Video search engines are often evaluated based on how they rank a single video when presented with a brief description that accompanies that video in the test set. But this criterion may not reflect a system's utility in the real world, where numerous videos may be highly relevant to the search terms. New work aims to solve this problem.
What’s new: Researchers at the University of Bristol led by Michael Wray propose a new benchmark, Semantic Similarity Video Retrieval (SVR), that evaluates video retrieval systems by their ability to rank many similar videos. They also built a system that performed well on it.
Key insight: To evaluate a video retrieval system based on how similar the top-ranked videos are to an input description, the evaluation process needs a ground-truth measure of similarity between descriptions and videos. There isn’t an automatic way to compare a description to a video, but there are several ways to compare a description to other descriptions. The authors assessed the similarity between existing descriptions to approximate ground-truth similarity between descriptions and videos. This enabled them to train their system to rank the similarity of input text to a variety of videos, and to evaluate the quality of its search results.
How it works: The authors generated separate representations for captions and videos and honed the similarity of matching descriptions and videos. Given a description, the system learned to rank clips whose video representation best matched that of the input (and vice-versa). They trained and tested it on videos with descriptions from movies, news, how-tos, and other sources.

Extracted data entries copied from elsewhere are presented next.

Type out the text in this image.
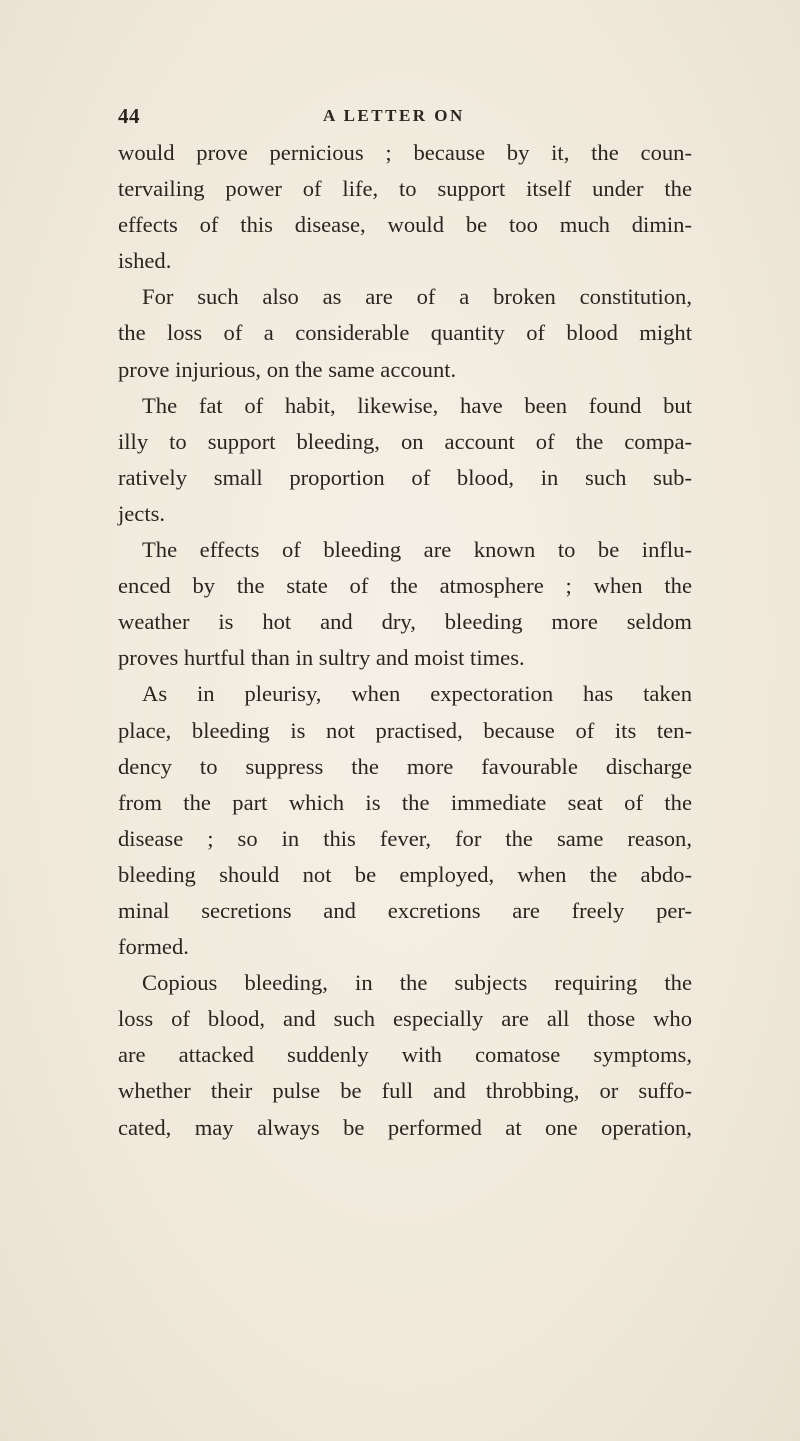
44	A LETTER ON
would prove pernicious ; because by it, the coun-
tervailing power of life, to support itself under the
effects of this disease, would be too much dimin-
ished.
For such also as are of a broken constitution,
the loss of a considerable quantity of blood might
prove injurious, on the same account.
The fat of habit, likewise, have been found but
illy to support bleeding, on account of the compa-
ratively small proportion of blood, in such sub-
jects.
The effects of bleeding are known to be influ-
enced by the state of the atmosphere ; when the
weather is hot and dry, bleeding more seldom
proves hurtful than in sultry and moist times.
As in pleurisy, when expectoration has taken
place, bleeding is not practised, because of its ten-
dency to suppress the more favourable discharge
from the part which is the immediate seat of the
disease ; so in this fever, for the same reason,
bleeding should not be employed, when the abdo-
minal secretions and excretions are freely per-
formed.
Copious bleeding, in the subjects requiring the
loss of blood, and such especially are all those who
are attacked suddenly with comatose symptoms,
whether their pulse be full and throbbing, or suffo-
cated, may always be performed at one operation,
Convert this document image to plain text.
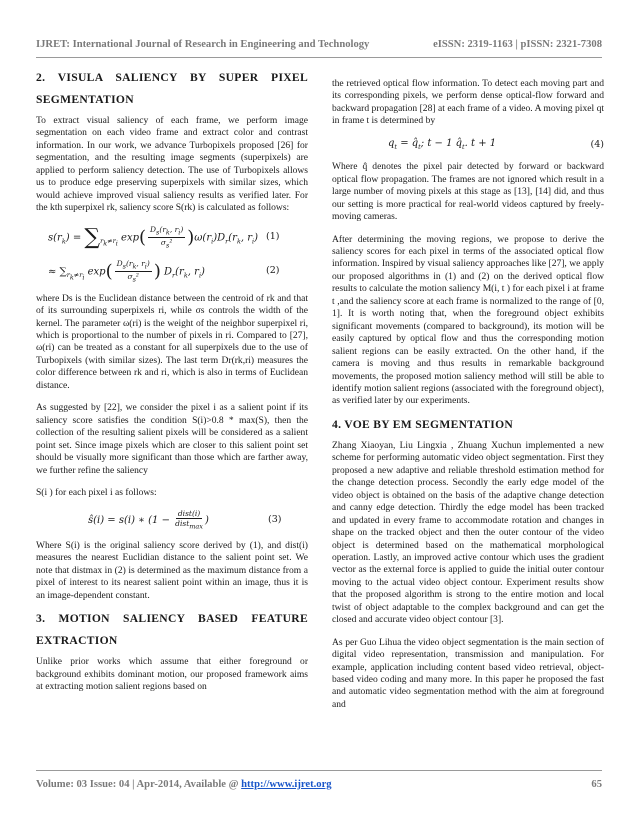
IJRET: International Journal of Research in Engineering and Technology	eISSN: 2319-1163 | pISSN: 2321-7308
2. VISULA SALIENCY BY SUPER PIXEL
SEGMENTATION

To extract visual saliency of each frame, we perform image segmentation on each video frame and extract color and contrast information. In our work, we advance Turbopixels proposed [26] for segmentation, and the resulting image segments (superpixels) are applied to perform saliency detection. The use of Turbopixels allows us to produce edge preserving superpixels with similar sizes, which would achieve improved visual saliency results as verified later. For the kth superpixel rk, saliency score S(rk) is calculated as follows:

$s(r_k) = \sum_{rk\ne ri}$ $\exp( \frac{Ds(rk, ri)}{\text{σs²}} )\omega(r_i)D_r(r_k$, $r_i$) (1)
≈ $\sum_{rk\ne ri}$ $\exp( \frac{Ds(rk, ri)}{\text{σs²}}$ ) $D_r(r_k$, $r_i$)	(2)

where Ds is the Euclidean distance between the centroid of rk and that of its surrounding superpixels ri, while σs controls the width of the kernel. The parameter ω(ri) is the weight of the neighbor superpixel ri, which is proportional to the number of pixels in ri. Compared to [27], ω(ri) can be treated as a constant for all superpixels due to the use of Turbopixels (with similar sizes). The last term Dr(rk,ri) measures the color difference between rk and ri, which is also in terms of Euclidean distance.

As suggested by [22], we consider the pixel i as a salient point if its saliency score satisfies the condition S(i)>0.8 * max(S), then the collection of the resulting salient pixels will be considered as a salient point set. Since image pixels which are closer to this salient point set should be visually more significant than those which are farther away, we further refine the saliency

S(i ) for each pixel i as follows:

ŝ(i) = s(i) ∗ ($1 - \frac{\text{dist(i)}}{\text{distmax}}$ )	(3)

Where S(i) is the original saliency score derived by (1), and dist(i) measures the nearest Euclidian distance to the salient point set. We note that distmax in (2) is determined as the maximum distance from a pixel of interest to its nearest salient point within an image, thus it is an image-dependent constant.

3. MOTION SALIENCY BASED FEATURE
EXTRACTION

Unlike prior works which assume that either foreground or background exhibits dominant motion, our proposed framework aims at extracting motion salient regions based on

the retrieved optical flow information. To detect each moving part and its corresponding pixels, we perform dense optical-flow forward and backward propagation [28] at each frame of a video. A moving pixel qt in frame t is determined by

$q_t$ = $q̂_t$; t − 1 $q̂_t$. t + 1	(4)

Where q̂ denotes the pixel pair detected by forward or backward optical flow propagation. The frames are not ignored which result in a large number of moving pixels at this stage as [13], [14] did, and thus our setting is more practical for real-world videos captured by freely-moving cameras.

After determining the moving regions, we propose to derive the saliency scores for each pixel in terms of the associated optical flow information. Inspired by visual saliency approaches like [27], we apply our proposed algorithms in (1) and (2) on the derived optical flow results to calculate the motion saliency M(i, t ) for each pixel i at frame t ,and the saliency score at each frame is normalized to the range of [0, 1]. It is worth noting that, when the foreground object exhibits significant movements (compared to background), its motion will be easily captured by optical flow and thus the corresponding motion salient regions can be easily extracted. On the other hand, if the camera is moving and thus results in remarkable background movements, the proposed motion saliency method will still be able to identify motion salient regions (associated with the foreground object), as verified later by our experiments.

4. VOE BY EM SEGMENTATION

Zhang Xiaoyan, Liu Lingxia , Zhuang Xuchun implemented a new scheme for performing automatic video object segmentation. First they proposed a new adaptive and reliable threshold estimation method for the change detection process. Secondly the early edge model of the video object is obtained on the basis of the adaptive change detection and canny edge detection. Thirdly the edge model has been tracked and updated in every frame to accommodate rotation and changes in shape on the tracked object and then the outer contour of the video object is determined based on the mathematical morphological operation. Lastly, an improved active contour which uses the gradient vector as the external force is applied to guide the initial outer contour moving to the actual video object contour. Experiment results show that the proposed algorithm is strong to the entire motion and local twist of object adaptable to the complex background and can get the closed and accurate video object contour [3].

As per Guo Lihua the video object segmentation is the main section of digital video representation, transmission and manipulation. For example, application including content based video retrieval, object-based video coding and many more. In this paper he proposed the fast and automatic video segmentation method with the aim at foreground and

Volume: 03 Issue: 04 | Apr-2014, Available @ http://www.ijret.org	65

- The authors calculated similarity between each description and every other description using METEOR. If the similarity between two descriptions exceeded a threshold, they matched the description with the video bearing the other caption.
- They used these matches to train a system that included a GPT-based language model, which generated representations of descriptions, and a combination of convolutional neural networks, which generated representations of videos. A triplet loss encouraged the system to produce similar representations of matched descriptions and videos and dissimilar representations of unmatched ones.
- Given input text (for the purpose of evaluation, an existing description), they ranked the top-matching videos according to the cosine similarity between the representations of the text and the representation of the videos.
Results: The authors measured how well their system ranked each video with respect to every description (and vice-versa) using nDCG. This method rewards high rankings of similar representations (as measured by METEOR) and penalizes high rankings of dissimilar representations. The authors’ system scored 0.840 out of a perfect 1.0. A baseline system that used two vanilla neural networks to create video and description embeddings scored .833.
Why it matters: Rather than designing a system to ace a common test, the authors devised a new test that better reflects what users expect from such systems. That approach should lead to more useful systems all around.
We’re thinking: The more machine learning improves, the more we need benchmarks that are capable of measuring the latest improvements.